Les parfumeurs eux mêmes ont leurs torts. Alors oui, on le sait, ils doivent répondre aux commandes, ils n’ont pas le choix etc. Mais au delà de ça, certains d’entre eux sont peu sensibles à la question des reformulations ou, au mieux, prennent ça pour un défi à relever, ils ne défendent même pas leur profession. Ils sont peu nombreux aussi à être montés au créneau lorsque les différents amendements IFRA sont passés ! Alors oui, vous pouvez critiquer les commentaires écrits en "deux temps trois mouvements" et nous pouvons légitimement critiquer les parfums infâmes, de piètre qualité, qui détruisent la belle parfumerie et qui nécessitent apparemment des mois, que dis-je, des années de développement.

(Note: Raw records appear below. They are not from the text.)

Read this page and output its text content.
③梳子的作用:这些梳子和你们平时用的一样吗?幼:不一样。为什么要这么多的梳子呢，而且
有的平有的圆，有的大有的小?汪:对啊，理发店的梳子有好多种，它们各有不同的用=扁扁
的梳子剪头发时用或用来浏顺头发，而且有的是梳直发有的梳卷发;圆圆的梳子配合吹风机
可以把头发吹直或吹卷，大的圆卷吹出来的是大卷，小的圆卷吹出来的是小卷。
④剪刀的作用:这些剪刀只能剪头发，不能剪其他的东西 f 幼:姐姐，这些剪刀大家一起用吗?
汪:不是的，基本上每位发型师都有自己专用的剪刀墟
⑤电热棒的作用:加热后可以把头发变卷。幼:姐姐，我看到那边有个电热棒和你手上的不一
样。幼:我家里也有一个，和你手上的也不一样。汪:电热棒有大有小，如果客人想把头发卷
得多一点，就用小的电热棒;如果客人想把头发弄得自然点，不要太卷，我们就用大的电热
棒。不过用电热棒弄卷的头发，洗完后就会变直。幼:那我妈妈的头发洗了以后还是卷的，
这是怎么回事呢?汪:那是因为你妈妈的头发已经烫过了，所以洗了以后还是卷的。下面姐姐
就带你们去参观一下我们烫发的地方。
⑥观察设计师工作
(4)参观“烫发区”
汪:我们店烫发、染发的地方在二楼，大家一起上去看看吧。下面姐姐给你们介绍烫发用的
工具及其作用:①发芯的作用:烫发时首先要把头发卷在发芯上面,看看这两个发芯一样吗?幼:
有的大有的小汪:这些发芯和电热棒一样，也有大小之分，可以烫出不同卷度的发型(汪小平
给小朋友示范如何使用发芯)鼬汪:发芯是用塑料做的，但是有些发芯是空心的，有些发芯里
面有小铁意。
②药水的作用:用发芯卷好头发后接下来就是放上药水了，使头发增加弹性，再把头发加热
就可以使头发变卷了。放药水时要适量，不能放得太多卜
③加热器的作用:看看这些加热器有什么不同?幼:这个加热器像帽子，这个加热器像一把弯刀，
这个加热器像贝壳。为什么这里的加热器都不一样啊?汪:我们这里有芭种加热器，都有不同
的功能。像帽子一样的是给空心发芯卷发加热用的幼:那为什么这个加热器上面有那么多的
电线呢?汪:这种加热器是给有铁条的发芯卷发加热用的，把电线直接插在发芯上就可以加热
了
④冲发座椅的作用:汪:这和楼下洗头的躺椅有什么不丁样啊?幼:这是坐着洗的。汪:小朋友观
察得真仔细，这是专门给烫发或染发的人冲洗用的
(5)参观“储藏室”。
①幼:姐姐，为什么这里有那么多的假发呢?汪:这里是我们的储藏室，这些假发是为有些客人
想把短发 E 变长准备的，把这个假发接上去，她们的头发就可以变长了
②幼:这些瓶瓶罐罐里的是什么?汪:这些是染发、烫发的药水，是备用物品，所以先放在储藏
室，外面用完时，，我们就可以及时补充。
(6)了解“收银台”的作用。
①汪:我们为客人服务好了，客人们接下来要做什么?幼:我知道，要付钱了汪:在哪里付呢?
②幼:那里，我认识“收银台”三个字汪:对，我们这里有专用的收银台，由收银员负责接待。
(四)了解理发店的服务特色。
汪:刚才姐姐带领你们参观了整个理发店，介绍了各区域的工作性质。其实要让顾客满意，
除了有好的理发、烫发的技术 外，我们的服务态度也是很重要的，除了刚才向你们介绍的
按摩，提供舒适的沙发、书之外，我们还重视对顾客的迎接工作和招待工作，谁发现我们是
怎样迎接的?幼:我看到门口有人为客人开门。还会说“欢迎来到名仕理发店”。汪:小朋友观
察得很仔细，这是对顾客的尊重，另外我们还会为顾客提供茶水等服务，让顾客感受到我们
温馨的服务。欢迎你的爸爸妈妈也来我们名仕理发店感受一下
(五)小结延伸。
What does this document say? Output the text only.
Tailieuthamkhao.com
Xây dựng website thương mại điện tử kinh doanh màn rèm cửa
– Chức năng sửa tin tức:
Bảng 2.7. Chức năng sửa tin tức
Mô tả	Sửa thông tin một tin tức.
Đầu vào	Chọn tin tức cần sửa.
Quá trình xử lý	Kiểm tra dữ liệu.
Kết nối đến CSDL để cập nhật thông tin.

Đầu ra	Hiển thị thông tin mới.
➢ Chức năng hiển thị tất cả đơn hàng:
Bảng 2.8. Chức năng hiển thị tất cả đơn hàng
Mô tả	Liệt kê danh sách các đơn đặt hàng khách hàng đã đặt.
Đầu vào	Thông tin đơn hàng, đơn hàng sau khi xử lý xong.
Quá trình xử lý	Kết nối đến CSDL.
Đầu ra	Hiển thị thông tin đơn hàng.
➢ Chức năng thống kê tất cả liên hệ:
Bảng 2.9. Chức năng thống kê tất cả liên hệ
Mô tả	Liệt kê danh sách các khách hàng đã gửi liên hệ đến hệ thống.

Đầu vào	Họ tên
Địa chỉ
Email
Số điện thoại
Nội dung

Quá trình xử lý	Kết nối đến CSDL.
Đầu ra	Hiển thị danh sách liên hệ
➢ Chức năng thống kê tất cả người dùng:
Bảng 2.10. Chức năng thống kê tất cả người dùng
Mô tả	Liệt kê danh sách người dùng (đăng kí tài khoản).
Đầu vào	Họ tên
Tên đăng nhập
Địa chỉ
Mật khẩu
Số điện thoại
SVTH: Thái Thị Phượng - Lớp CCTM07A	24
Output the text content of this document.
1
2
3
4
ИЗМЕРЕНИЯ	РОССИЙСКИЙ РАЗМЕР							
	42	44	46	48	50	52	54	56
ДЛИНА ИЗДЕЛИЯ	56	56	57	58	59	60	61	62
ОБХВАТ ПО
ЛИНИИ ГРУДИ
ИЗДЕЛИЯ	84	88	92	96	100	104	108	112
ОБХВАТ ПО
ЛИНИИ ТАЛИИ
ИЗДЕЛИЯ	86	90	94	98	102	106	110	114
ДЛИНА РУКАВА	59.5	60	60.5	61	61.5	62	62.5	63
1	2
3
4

Non, Invictus n’est pas seulement un "parfum peu original", il est le reflet de tout ce qui ne va pas en parfumerie masculine depuis plusieurs années, comme l’a admirablement bien analysé Jeanne. Je connais des apprentis parfumeurs qui en une semaine sont capables de créer de très belles choses et qui possèdent une vraie vision esthétique et artistique. J’ai hâte que ces personnes de talent arrivent à percer le petit cercle fermé très "dynastie" des parfumeurs, en espérant qu’elles ne se feront pas broyer et qu’elles puissent s’épanouir. J’ai entendu certains parfumeurs qui, pour parler de la grande parfumerie classique (que je défends plus que tout), utilisaient les termes de "vieille parfumerie avec laquelle il faut rompre". Certains ne connaissent même pas les grands classiques dans leur version originale, c’est sûr que ça ne fera pas avancer les choses. Je me pose aussi beaucoup de questions quant à la formation des futurs créateurs. Que leur apprend on vraiment ? Que cherche t-on à leur inculquer ? Comment développe t-on leur culture et leur créativité ? De mon côté, je continuerai à rêver grâce aux plus grandes créations de la parfumerie, anciennes ou contemporaines. Il se fait tard, je vais me coucher, en portant quelques gouttes d’Après l’Ondée en extrait, que les règlementations européennes ont tué.